Orientation-Dependent Adsorption and Thermodynamics of Human Serum Albumin at Polyurethane Interfaces

Understanding how proteins adsorb at polymer-water interfaces is central to predicting and controlling biofouling in biomedical materials. Here, we use extensive all-atom molecular dynamics (MD) simulations combined with potential of mean force calculations to investigate the adsorption of human serum albumin (HSA) at a medical-grade polyether-based polyurethane interface. By systematically varying the initial orientation of HSA, we reveal a pronounced orientation dependence in adsorption behavior, despite the protein remaining structurally stable in all cases. Only a subset of orientations access strongly adsorbed states, characterized by localized interfacial patches enriched in aromatic and hydrophobic residues. These interactions are stabilized primarily by van der Waals forces, with interfacial water molecules frequently mediating hydrogen bonding between HSA and the polymer surface. Free energy profiles confirm that adsorption is thermodynamically favorable and predominantly enthalpy-driven, with the magnitude of the adsorption free energy strongly dependent on protein orientation.
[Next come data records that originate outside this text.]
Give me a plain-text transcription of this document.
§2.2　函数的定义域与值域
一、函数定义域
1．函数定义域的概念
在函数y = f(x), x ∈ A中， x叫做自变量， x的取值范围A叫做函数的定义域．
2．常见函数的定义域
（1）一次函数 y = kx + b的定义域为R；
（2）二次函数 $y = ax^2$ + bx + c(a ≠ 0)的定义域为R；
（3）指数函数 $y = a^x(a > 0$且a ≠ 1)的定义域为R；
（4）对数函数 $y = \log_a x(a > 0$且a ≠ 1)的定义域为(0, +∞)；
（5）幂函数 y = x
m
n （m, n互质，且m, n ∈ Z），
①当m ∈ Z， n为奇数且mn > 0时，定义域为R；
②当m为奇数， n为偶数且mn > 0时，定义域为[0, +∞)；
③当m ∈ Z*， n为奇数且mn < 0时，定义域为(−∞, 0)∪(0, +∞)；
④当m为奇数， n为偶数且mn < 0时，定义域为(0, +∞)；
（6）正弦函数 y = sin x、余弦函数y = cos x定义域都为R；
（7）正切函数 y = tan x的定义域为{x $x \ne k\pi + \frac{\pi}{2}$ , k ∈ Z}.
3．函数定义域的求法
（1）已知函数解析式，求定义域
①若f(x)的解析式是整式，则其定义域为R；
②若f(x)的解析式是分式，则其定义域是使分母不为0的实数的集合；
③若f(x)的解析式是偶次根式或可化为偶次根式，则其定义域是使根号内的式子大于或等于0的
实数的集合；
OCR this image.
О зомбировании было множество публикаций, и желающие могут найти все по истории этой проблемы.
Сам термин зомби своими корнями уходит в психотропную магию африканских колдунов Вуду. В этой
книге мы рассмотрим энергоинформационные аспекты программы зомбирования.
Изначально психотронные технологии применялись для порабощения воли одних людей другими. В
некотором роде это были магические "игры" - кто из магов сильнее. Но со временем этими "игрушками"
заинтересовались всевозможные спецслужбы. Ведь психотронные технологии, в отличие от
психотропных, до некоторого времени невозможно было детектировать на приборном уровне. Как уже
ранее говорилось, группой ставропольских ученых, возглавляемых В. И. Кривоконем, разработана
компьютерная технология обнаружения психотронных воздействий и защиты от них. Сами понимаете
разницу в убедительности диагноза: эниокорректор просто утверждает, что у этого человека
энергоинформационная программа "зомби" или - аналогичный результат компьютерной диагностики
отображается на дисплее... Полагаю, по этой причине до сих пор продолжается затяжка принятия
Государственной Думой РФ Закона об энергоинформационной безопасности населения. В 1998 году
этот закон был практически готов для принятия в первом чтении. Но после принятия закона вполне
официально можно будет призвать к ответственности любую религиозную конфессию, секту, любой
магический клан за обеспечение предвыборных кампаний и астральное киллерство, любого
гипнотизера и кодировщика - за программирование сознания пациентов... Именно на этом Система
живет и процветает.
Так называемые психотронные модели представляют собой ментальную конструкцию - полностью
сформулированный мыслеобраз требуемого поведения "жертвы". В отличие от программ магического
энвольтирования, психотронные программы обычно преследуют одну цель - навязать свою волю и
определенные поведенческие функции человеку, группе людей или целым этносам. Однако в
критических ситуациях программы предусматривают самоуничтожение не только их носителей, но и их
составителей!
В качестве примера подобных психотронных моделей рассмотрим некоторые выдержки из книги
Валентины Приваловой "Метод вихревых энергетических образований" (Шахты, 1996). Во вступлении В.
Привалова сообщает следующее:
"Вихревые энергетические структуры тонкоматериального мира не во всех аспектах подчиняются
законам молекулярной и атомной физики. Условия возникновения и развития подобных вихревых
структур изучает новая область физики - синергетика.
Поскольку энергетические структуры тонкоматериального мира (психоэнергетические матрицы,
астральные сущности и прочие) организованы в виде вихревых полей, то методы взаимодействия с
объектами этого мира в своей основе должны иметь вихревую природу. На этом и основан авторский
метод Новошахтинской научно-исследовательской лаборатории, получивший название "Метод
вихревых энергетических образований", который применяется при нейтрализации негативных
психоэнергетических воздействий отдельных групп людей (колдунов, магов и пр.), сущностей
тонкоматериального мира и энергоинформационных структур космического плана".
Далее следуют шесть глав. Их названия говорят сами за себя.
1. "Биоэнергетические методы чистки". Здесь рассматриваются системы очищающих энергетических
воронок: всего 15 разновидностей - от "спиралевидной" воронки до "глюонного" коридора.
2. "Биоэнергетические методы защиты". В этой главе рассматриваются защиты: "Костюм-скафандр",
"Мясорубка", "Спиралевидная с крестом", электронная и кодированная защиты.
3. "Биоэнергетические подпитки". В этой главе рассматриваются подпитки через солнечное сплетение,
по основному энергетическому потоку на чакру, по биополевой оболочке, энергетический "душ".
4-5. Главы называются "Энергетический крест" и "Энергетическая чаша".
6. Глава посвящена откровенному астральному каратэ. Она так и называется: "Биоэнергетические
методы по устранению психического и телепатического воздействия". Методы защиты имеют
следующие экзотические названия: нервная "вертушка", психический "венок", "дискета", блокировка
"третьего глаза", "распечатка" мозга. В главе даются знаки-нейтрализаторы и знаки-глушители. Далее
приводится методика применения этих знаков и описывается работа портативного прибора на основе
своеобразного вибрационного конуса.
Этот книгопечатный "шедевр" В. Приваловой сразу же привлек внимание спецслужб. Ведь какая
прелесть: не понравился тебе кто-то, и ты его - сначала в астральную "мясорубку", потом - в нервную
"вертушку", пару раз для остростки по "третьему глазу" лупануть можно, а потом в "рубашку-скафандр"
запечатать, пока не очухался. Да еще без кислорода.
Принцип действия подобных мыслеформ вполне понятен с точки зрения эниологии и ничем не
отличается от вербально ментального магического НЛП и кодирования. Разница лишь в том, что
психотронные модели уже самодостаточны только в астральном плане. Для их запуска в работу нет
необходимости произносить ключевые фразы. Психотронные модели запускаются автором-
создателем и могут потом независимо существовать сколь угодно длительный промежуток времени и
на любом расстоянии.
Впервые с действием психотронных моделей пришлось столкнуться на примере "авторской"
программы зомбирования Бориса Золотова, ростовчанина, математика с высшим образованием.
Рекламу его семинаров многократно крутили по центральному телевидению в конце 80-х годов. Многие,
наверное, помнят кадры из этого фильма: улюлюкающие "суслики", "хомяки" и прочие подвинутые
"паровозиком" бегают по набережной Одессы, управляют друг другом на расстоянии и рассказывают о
Comparison with previous simulations of HSA adsorption on poly(vinyl chloride) highlights the substantially weaker affinity of HSA for polyurethane, consistent with its higher polarity and reduced hydrophobic continuity. Together, these results provide molecular-level insight into orientation-dependent protein adsorption at soft polymer interfaces and offer guidance for the rational design of materials with reduced fouling propensity.